We can conclude that 2 CPUs are enough for “normal” boot scenarios. Even our chosen 25 servers simultaneously are on a real safe side, I think you can start more servers without causing issues in this production environment. However we also demonstrated that CPU can influence the amount of network usage. With the 2 CPUs we are limiting the bandwidth usage to 3 Gbit, which probably is preferred by the network department. We also proved that boot storms can impact the network resources. As mentioned I would not recommended starting all target devices at once, because you are using a significant part of the network bandwidth.
The formulas used in the Citrix Virtual Desktop to determine the time required to start virtual desktops do not match the practice. We really need much more time to start the Target Devices and get a normal resource again on the PVS servers.
At last during the scenarios we have seen that the large system cache is doing his job in this environment.
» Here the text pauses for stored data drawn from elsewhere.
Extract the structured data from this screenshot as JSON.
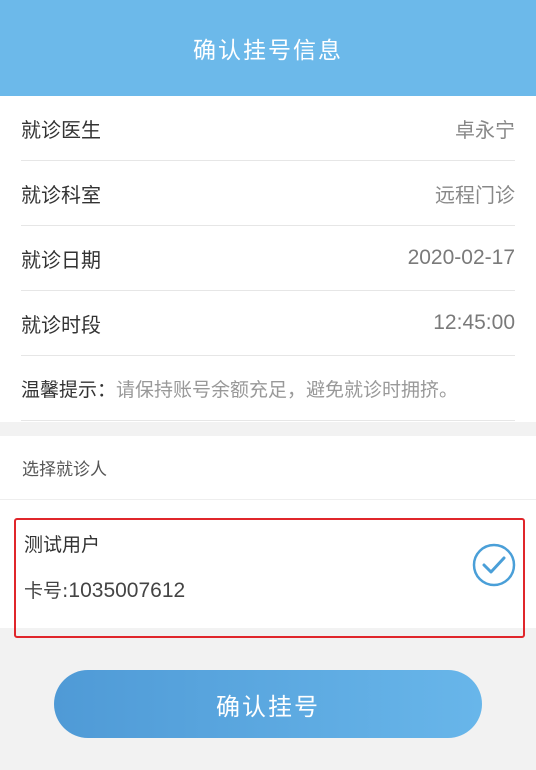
{
  "header": {
    "title": "确认挂号信息"
  },
  "info": {
    "rows": [
      {
        "label": "就诊医生",
        "value": "卓永宁"
      },
      {
        "label": "就诊科室",
        "value": "远程门诊"
      },
      {
        "label": "就诊日期",
        "value": "2020-02-17"
      },
      {
        "label": "就诊时段",
        "value": "12:45:00"
      }
    ],
    "tip_label": "温馨提示：",
    "tip_text": "请保持账号余额充足，避免就诊时拥挤。"
  },
  "patient_select": {
    "title": "选择就诊人",
    "patient": {
      "name": "测试用户",
      "card_prefix": "卡号:",
      "card_number": "1035007612",
      "selected_icon": "check-circle-icon"
    }
  },
  "confirm_button": {
    "label": "确认挂号"
  },
  "colors": {
    "header_bg": "#6cb9ea",
    "selection_border": "#e0262b",
    "check_icon": "#4a9fd8",
    "button_gradient_start": "#4f9ad6",
    "button_gradient_end": "#68b6ea"
  }
}
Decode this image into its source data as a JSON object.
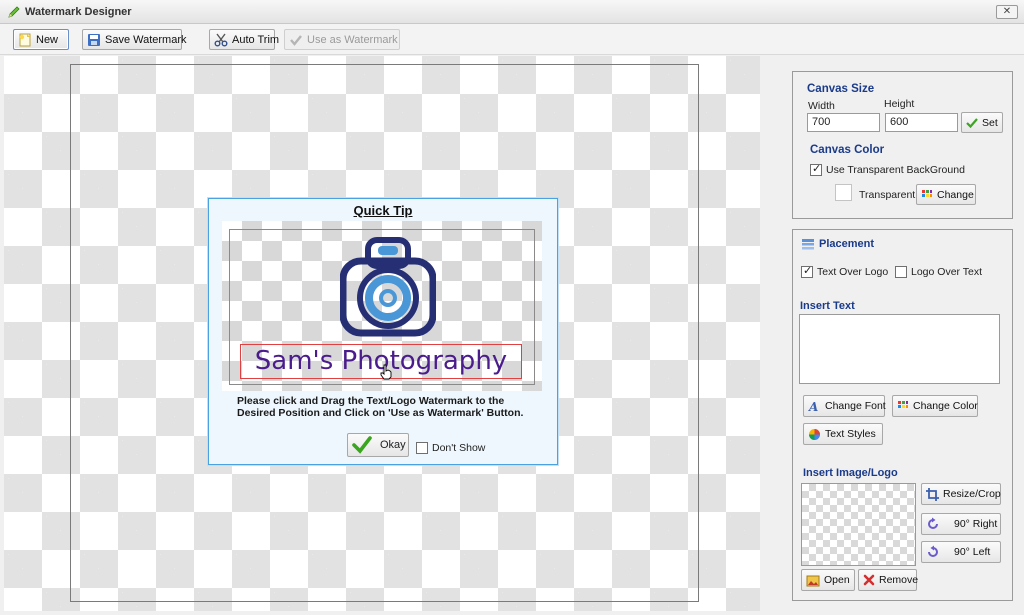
{
  "window": {
    "title": "Watermark Designer",
    "close_label": "✕"
  },
  "toolbar": {
    "new_label": "New",
    "save_label": "Save Watermark",
    "autotrim_label": "Auto Trim",
    "use_label": "Use as Watermark"
  },
  "quick_tip": {
    "title": "Quick Tip",
    "sample_text": "Sam's Photography",
    "message": "Please click and Drag the Text/Logo Watermark to the Desired Position and Click on 'Use as Watermark' Button.",
    "okay_label": "Okay",
    "dont_show_label": "Don't Show",
    "dont_show_checked": false
  },
  "canvas_size": {
    "title": "Canvas Size",
    "width_label": "Width",
    "height_label": "Height",
    "width_value": "700",
    "height_value": "600",
    "set_label": "Set"
  },
  "canvas_color": {
    "title": "Canvas Color",
    "transparent_bg_label": "Use Transparent BackGround",
    "transparent_bg_checked": true,
    "color_name": "Transparent",
    "change_label": "Change"
  },
  "placement": {
    "title": "Placement",
    "text_over_logo_label": "Text Over Logo",
    "text_over_logo_checked": true,
    "logo_over_text_label": "Logo Over Text",
    "logo_over_text_checked": false
  },
  "insert_text": {
    "title": "Insert Text",
    "value": "",
    "change_font_label": "Change Font",
    "change_color_label": "Change Color",
    "text_styles_label": "Text Styles"
  },
  "insert_image": {
    "title": "Insert Image/Logo",
    "resize_crop_label": "Resize/Crop",
    "rotate_right_label": "90° Right",
    "rotate_left_label": "90° Left",
    "open_label": "Open",
    "remove_label": "Remove"
  },
  "colors": {
    "section_title": "#1a3a8a",
    "tip_border": "#4aa2e0",
    "watermark_text": "#4b1d8c",
    "camera_dark": "#262f74",
    "camera_light": "#4a97d8"
  }
}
We don’t see any nameable disk usage and also the available bandwidth stays on the same level.
In this article series I described the aspects around resource usage of PVS servers. We started in part 1 with the Citrix theory. In Part 2 we discussed the daily usage of three PVS infrastructure and compared the results with the theory. In Part 3 and this last part I went through the result of boot(storm) scenario and ended compared those results with the theory.